Mechanistic link between right prefrontal cortical activity and anxious arousal revealed using transcranial magnetic stimulation in healthy subjects

Abstract

Much of the mechanistic research on anxiety focuses on subcortical structures such as the amygdala; however, less is known about the distributed cortical circuit that also contributes to anxiety expression. One way to learn about this circuit is to probe candidate regions using transcranial magnetic stimulation (TMS). In this study, we tested the involvement of the dorsolateral prefrontal cortex (dlPFC), in anxiety expression using 10 Hz repetitive TMS (rTMS). In a within-subject, crossover experiment, the study measured anxiety in healthy subjects before and after a session of 10 Hz rTMS to the right dorsolateral prefrontal cortex (dlPFC). It used threat of predictable and unpredictable shock to induce anxiety and anxiety potentiated startle to assess anxiety. Counter to our hypotheses, results showed an increase in anxiety-potentiated startle following active but not sham rTMS. These results suggest a mechanistic link between right dlPFC activity and physiological anxiety expression. This result supports current models of prefrontal asymmetry in affect, and lays the groundwork for further exploration into the cortical mechanisms mediating anxiety, which may lead to novel anxiety treatments.

Fig. 1. Overall design of the experiment.

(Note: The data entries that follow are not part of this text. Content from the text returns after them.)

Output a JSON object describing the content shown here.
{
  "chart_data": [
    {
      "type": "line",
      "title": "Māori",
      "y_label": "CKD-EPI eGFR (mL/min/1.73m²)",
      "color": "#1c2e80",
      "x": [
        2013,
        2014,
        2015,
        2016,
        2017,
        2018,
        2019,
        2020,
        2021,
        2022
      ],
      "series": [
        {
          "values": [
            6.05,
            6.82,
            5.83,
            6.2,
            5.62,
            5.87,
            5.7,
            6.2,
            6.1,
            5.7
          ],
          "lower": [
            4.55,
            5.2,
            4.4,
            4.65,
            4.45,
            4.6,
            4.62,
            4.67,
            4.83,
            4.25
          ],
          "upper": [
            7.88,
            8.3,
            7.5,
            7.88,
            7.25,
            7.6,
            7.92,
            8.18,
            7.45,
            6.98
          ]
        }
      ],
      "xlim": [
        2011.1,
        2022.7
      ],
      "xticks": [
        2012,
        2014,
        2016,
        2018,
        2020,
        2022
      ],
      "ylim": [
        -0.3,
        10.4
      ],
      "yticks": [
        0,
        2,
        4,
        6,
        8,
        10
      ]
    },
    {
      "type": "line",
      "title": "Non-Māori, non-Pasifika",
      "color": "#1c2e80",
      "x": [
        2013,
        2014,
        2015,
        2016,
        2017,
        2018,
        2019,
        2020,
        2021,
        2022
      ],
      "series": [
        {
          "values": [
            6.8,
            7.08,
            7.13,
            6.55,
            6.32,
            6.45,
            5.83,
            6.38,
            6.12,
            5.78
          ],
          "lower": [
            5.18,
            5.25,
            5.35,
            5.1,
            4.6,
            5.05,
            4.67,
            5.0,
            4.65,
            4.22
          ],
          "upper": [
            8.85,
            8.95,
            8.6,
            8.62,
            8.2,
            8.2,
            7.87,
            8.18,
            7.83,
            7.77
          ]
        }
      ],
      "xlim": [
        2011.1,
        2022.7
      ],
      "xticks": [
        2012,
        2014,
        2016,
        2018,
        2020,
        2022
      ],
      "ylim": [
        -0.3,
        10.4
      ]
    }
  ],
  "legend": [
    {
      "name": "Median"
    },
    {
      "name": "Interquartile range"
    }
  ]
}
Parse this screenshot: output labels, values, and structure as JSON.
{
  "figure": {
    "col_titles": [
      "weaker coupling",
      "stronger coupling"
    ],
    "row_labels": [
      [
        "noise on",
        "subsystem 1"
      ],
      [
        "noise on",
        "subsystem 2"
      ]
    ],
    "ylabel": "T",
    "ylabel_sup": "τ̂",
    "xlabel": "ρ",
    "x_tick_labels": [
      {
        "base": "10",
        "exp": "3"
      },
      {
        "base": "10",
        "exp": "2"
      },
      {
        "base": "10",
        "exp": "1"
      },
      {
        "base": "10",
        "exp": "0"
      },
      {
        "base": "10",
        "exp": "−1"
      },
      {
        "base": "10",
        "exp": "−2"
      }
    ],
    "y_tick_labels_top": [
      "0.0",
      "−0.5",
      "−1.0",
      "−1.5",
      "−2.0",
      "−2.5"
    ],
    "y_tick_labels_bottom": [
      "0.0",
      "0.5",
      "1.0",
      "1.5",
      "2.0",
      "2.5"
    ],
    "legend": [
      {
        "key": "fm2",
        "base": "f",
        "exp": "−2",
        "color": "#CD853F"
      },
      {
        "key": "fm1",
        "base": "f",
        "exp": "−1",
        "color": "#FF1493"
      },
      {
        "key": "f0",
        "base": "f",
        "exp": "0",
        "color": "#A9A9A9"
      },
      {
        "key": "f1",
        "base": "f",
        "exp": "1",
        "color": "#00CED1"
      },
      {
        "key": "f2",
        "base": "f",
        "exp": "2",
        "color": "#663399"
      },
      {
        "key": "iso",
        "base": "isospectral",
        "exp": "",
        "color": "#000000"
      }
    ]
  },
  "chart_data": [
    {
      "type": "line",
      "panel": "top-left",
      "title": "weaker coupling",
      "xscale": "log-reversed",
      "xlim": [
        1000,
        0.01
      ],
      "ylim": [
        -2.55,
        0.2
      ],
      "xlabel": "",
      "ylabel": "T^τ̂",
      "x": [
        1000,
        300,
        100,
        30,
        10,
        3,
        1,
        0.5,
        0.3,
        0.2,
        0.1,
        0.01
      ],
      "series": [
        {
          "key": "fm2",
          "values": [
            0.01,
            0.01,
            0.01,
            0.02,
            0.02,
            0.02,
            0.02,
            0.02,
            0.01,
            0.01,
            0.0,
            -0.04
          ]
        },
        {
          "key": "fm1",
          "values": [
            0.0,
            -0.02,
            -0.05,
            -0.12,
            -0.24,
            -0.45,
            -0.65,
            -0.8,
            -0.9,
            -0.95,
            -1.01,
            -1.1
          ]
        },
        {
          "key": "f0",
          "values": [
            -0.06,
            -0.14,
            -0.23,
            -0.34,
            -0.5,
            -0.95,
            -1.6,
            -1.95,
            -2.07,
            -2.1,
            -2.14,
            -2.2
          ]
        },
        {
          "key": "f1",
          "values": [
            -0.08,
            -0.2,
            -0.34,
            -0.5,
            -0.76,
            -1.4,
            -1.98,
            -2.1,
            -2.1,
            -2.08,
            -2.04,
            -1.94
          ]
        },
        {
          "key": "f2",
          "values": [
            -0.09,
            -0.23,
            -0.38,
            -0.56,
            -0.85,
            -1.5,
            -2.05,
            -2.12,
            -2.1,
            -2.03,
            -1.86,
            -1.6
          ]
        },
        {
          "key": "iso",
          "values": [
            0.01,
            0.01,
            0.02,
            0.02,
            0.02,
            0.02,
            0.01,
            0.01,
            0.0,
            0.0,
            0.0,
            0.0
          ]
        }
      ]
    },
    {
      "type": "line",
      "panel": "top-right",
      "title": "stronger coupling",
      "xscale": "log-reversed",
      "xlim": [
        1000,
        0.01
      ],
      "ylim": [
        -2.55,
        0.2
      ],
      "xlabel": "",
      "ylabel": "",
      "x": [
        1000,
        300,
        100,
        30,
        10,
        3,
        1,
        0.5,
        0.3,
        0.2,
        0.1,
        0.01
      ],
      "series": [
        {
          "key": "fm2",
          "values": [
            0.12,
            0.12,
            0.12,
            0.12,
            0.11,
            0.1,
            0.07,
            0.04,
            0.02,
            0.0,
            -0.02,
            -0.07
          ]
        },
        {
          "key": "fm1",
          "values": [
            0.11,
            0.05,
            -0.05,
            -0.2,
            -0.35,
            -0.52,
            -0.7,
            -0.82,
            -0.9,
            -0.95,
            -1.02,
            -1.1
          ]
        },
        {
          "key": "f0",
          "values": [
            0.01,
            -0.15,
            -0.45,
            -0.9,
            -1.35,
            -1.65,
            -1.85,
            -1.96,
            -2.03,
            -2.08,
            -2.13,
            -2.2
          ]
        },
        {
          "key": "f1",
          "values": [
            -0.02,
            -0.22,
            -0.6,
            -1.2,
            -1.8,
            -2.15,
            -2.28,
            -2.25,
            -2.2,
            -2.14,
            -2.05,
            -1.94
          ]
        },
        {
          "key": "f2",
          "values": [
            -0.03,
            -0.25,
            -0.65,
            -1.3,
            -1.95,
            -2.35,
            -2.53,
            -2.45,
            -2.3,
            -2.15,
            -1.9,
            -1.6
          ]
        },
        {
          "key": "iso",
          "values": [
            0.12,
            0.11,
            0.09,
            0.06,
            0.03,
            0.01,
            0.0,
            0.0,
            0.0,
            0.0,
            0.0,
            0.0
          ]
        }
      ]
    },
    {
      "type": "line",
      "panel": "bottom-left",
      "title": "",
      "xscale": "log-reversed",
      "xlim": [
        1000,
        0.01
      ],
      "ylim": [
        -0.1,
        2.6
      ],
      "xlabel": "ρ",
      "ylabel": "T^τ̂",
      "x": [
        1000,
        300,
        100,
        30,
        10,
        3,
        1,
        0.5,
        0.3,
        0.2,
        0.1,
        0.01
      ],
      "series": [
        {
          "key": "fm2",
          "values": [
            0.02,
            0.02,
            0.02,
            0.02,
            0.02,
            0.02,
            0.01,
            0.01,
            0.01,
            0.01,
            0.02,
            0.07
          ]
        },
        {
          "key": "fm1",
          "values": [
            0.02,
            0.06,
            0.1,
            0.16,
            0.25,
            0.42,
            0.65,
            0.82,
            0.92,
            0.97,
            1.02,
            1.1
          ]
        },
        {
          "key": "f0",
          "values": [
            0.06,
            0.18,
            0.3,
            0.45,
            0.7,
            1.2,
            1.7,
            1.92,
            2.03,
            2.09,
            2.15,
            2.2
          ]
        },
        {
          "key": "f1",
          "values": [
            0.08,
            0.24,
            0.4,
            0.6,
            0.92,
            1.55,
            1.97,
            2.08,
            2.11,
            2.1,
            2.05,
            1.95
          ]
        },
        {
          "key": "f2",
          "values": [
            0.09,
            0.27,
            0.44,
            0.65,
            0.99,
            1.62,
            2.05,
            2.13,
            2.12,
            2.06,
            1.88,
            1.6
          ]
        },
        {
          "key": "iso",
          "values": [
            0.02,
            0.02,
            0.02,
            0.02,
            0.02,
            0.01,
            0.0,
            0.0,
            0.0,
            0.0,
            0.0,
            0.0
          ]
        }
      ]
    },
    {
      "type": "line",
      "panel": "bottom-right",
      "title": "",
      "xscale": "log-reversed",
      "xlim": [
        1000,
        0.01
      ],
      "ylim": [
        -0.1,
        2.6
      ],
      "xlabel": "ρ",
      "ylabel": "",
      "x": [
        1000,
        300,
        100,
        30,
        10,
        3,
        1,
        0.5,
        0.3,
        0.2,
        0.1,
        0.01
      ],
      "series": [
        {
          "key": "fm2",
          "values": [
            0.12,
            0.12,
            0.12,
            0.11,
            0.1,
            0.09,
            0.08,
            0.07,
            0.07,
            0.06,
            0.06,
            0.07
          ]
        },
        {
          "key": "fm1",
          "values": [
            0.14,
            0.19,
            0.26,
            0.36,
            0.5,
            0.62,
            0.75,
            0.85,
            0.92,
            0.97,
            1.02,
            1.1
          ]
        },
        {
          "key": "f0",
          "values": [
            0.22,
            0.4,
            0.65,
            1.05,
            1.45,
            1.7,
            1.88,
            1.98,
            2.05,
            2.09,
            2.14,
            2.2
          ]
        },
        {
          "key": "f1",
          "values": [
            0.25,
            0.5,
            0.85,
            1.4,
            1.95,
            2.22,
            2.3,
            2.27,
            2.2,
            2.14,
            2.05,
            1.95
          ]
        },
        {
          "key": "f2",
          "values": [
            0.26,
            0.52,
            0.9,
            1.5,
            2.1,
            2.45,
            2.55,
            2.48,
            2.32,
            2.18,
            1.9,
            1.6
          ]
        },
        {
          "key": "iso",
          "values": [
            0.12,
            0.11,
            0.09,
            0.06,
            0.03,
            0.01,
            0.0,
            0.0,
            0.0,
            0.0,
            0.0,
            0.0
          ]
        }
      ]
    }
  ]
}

a Overall design of the study. We tested anxiety before and after rTMS using the Neutral, Predictable, and Unpredictable (NPU) threat task. b NPU design: during the neutral blocks, subjects were not at risk for receiving a shock. During the predictable blocks, subjects were at risk for receiving a shock only when cued by a shape presented on the screen. During the unpredictable blocks, subjects were at risk for receiving a shock throughout the entire block. Arrows indicate startle probes, lightning indicates shock presentations. c Sternberg Working Memory (WM) paradigm design: subjects were then presented sequentially with a series of either 5 or 8 letters. On sort trials (5 letters only), subjects were asked to rearrange the letters in alphabetical order. On maintain trials (low = 5 letters; high = 8 letters), subjects were asked to remember the letters without rearrangement. After a brief delay interval, subjects were presented with a letter and a number, and asked to indicate with a forced-choice button press whether the position of the letter in the series matched the number. TMS coils indicate timing of the TMS trains.

Fig. 2. fMRI data and Electric-field (E-field) models used for target localization.

a Pipeline for fMRI localization EPI maps are created for the sort > low contrast. These were sampled using a group-level mask. The peak within the mask was extracted and used as the TMS target (figure shows targets used for all subjects). BOLD activity was extracted from targets and averaged across subjects. Bar indicates Mean ± SEM. b E-field models were calculated at the target for each subject. This was repeated across 24 equally spaced coil handle orientations. The optimized target was defined as the coil handle orientation that generated the largest e-field at the target location. An orientation plot was generated showing the e-field amplitude plotted as a function of the coil handle orientation for each subject. Lines correspond to single-subject e-field model amplitudes.

Fig. 3. Anxiety ratings during cue and the intertrial interval (ITI) of the Neutral, Predictable, Unpredictable (NPU) threat task.

Subjects reported less anxiety after both active and sham stimulation. Scores are averaged across active (A) and sham (S) conditions. Bars indicate Mean ± SEM.

Fig. 4. Potentiated startle during the Neutral, Predictable, Unpredictable (NPU) threat task.

a Anxiety-potentiated startle was significantly increased following active rTMS. b Fear-potentiated startle was marginally increased following active rTMS. Bars indicate Mean ± SEM. *p < 0.05.